Probs just a measure to protect against fraud.

grumbleandcustard · 05/04/2023 10:18

KievLoverTwo · 05/04/2023 10:03

Probs just a measure to protect against fraud.

But fraud with what? They’re not paying for the repairs? Why would they care?

OP posts:
Mark19735 · 05/04/2023 11:47

Because they are lending against a property that is defective and therefore harder to sell. You are getting a discount on the price to reflect this - but they are still trusting that you'll actually do the work, and that means trusting that the work can actually be done for the prices quoted.

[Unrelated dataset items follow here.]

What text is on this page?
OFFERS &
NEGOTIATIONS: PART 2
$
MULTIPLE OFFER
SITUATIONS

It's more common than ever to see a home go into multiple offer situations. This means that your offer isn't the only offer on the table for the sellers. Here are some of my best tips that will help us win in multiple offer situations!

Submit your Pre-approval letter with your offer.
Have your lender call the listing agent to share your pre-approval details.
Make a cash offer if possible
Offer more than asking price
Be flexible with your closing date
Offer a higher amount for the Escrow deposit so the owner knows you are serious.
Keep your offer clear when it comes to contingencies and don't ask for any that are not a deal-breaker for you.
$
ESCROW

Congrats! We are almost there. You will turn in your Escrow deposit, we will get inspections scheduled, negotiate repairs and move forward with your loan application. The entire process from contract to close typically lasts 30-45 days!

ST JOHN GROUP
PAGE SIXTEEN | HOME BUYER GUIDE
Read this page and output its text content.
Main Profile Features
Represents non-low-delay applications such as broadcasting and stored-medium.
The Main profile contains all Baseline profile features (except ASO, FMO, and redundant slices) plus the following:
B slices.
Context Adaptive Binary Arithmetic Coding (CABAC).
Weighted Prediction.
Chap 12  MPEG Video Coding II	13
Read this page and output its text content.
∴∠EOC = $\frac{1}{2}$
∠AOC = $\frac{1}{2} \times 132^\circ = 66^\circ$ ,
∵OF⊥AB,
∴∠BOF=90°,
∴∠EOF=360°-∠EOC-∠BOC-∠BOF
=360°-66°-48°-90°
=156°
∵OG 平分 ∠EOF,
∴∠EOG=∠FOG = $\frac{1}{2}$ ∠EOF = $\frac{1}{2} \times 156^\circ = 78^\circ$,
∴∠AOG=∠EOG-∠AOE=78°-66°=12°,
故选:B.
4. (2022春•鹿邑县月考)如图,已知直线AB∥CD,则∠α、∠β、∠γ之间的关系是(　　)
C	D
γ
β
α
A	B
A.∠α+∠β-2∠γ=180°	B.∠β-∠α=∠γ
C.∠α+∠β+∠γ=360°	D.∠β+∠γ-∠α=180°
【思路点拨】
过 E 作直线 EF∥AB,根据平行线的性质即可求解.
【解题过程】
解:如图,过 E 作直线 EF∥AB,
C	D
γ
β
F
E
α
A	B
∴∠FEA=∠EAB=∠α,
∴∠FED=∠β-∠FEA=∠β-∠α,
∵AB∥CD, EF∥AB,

grumbleandcustard · 05/04/2023 12:00

Mark19735 · 05/04/2023 11:47

Because they are lending against a property that is defective and therefore harder to sell. You are getting a discount on the price to reflect this - but they are still trusting that you'll actually do the work, and that means trusting that the work can actually be done for the prices quoted.

Oh I see, thank you! This makes sense.

OP posts:
KievLoverTwo · 05/04/2023 12:21

grumbleandcustard · 05/04/2023 10:18

But fraud with what? They’re not paying for the repairs? Why would they care?

Good point. What @Mark19735 said makes more sense.